Today NASA announced that it has successfully completed two more steps to align the mirrors of the Webb Telescope. The resulting performance demonstrates that Webb will meet or exceed his design goals. “So far we find that the performance is just as good [as] or better than our most optimistic projections,” said Lee Feinberg, optical telescope element manager at Webb.
The announcement was accompanied by a spectacular image showing sharp focus on the target star and containing many galaxies in focus in the background.
Get in line
The main mirror of the Webb telescope consists of an array of 18 individual segments that, once properly aligned, act as a single large mirror. The first steps in mirror alignment were to identify the images from each segment and merge those images into a single point. This work was completed in February. At this point, all the light was collected in one place, but it didn’t necessarily take the same path from each segment, meaning the segments weren’t acting as a single mirror.
Marshall Perrin, the element manager of Webb’s optical telescope, said the individual segments were microns from being properly aligned. The final alignment would bring the segments to nanometer-level precision — “a few hundred atomic diameters is the level of precision we need here,” Perrin said.
And apparently we have. “We have now achieved what is known as the diffraction-limited alignment of the telescope,” Perrin said. “The images are focused as finely as the laws of physics allow. This is as sharp an image as one can get from such a large telescope.”
“At no point in this process did we have any technical problems with the telescope – the major ones [surprise] is how closely it matched the models and predictions from Earth,” Perrin said. “Honestly, the team got dizzy at times looking at this data.”
There’s more to come
At this point, the mirror is aligned with the telescope’s main instrument, the near-infrared camera. However, the telescope has four additional instruments, and the next steps will be to align with each of the remaining instruments so that the mirrors are positioned to work well with all the hardware. In addition to NASA’s ability to tweak the positioning, shape and curvature of the segments, the secondary mirror and instruments themselves can be translated to ensure alignment.
Once this process is complete, final fine-tuning can be done, but after that there is nothing left but the ongoing calibration required to keep everything in sync.
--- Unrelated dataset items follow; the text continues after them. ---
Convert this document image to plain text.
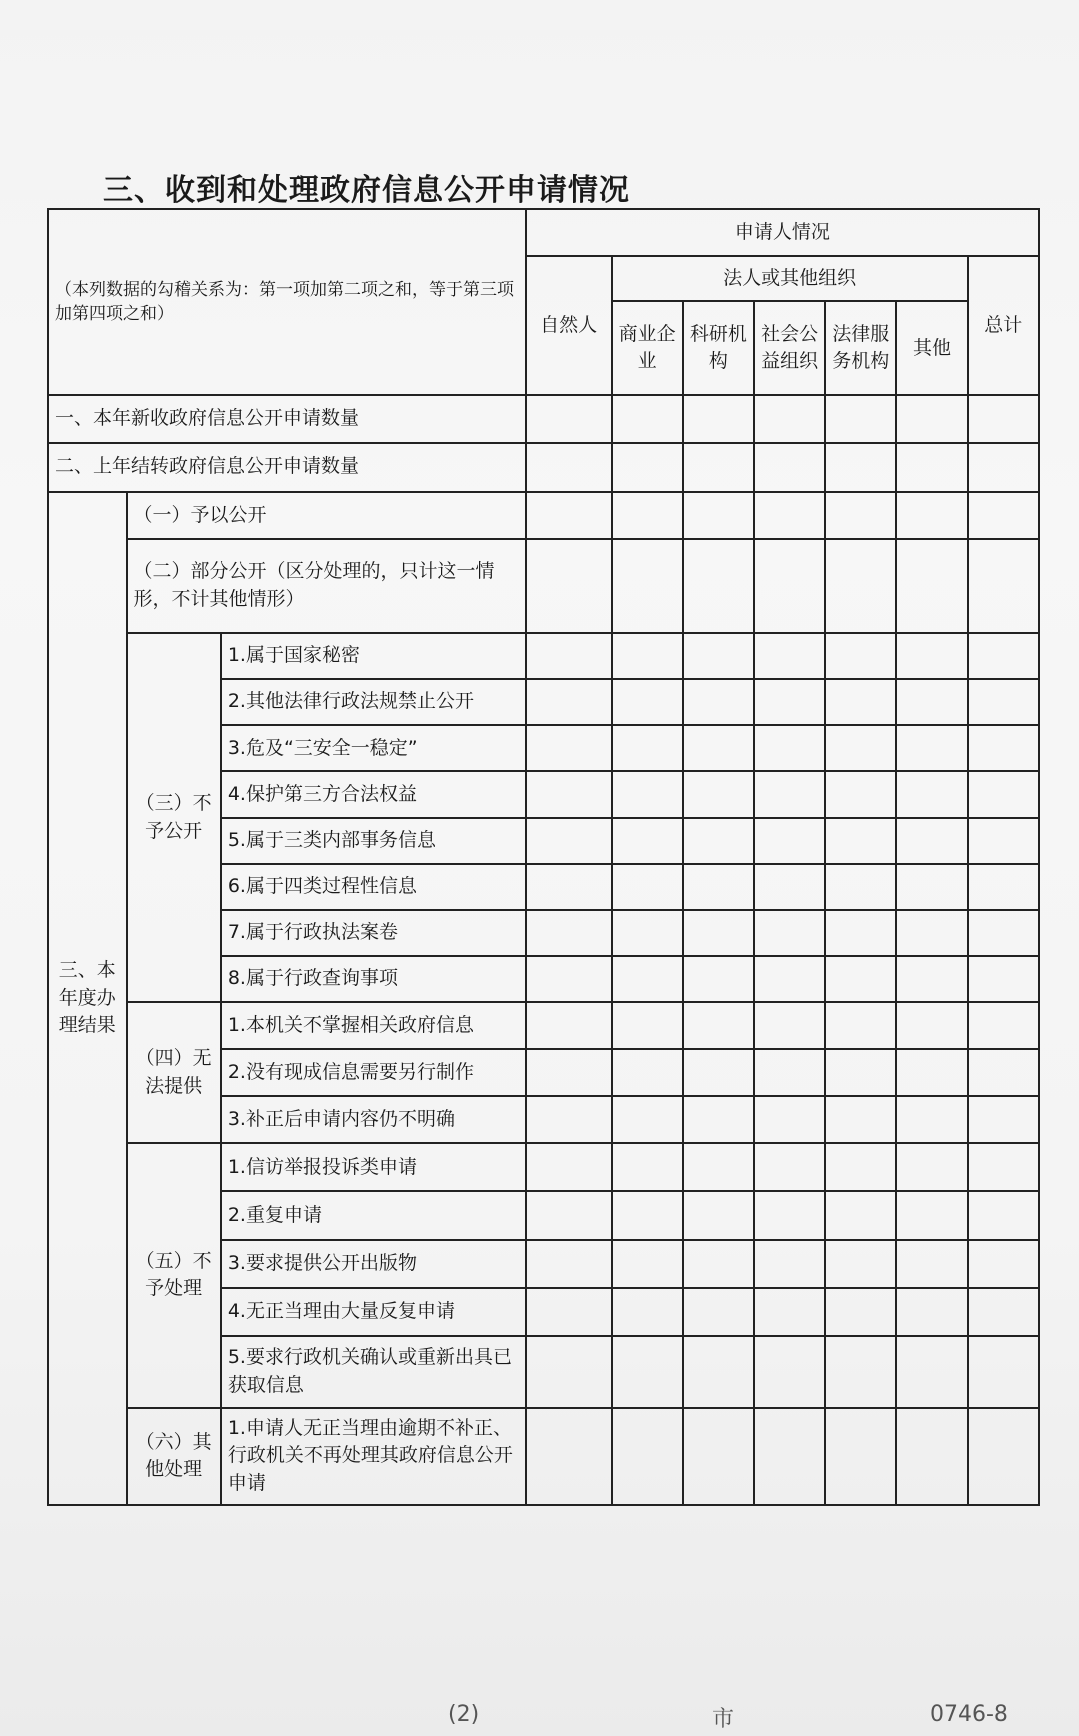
三、收到和处理政府信息公开申请情况
（本列数据的勾稽关系为：第一项加第二项之和，等于第三项加第四项之和）			申请人情况						
			自然人	法人或其他组织					总计
				商业企业	科研机构	社会公益组织	法律服务机构	其他	
一、本年新收政府信息公开申请数量									
二、上年结转政府信息公开申请数量									
三、本年度办理结果	（一）予以公开								
	（二）部分公开（区分处理的，只计这一情形，不计其他情形）								
	（三）不予公开	1.属于国家秘密							
		2.其他法律行政法规禁止公开							
		3.危及“三安全一稳定”							
		4.保护第三方合法权益							
		5.属于三类内部事务信息							
		6.属于四类过程性信息							
		7.属于行政执法案卷							
		8.属于行政查询事项							
	（四）无法提供	1.本机关不掌握相关政府信息							
		2.没有现成信息需要另行制作							
		3.补正后申请内容仍不明确							
	（五）不予处理	1.信访举报投诉类申请							
		2.重复申请							
		3.要求提供公开出版物							
		4.无正当理由大量反复申请							
		5.要求行政机关确认或重新出具已获取信息							
	（六）其他处理	1.申请人无正当理由逾期不补正、行政机关不再处理其政府信息公开申请							
(2)	市	0746-8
According to NASA, the alignment process should be completed by early May at the latest.
From there the science can begin – Jane Rigby of Webb Operations said a full year of scientific observations is already planned. Anyone associated with Webb will concede that some high-priority scientific targets have been chosen that are expected to produce aesthetically beautiful images, but no one has yet said what those are.
Right now everyone is concentrating on the galaxies that have come into view behind the star used for alignment. And the researchers are very relieved that the process went well. As Rigby put it, “There are days on this project where we would have walked home if things hadn’t worked out.” Instead, the whole process went smoothly.
Tom Zurbuchen, the administrator of NASA’s Science Mission Directorate, said: “Any worries I had are all behind us now.”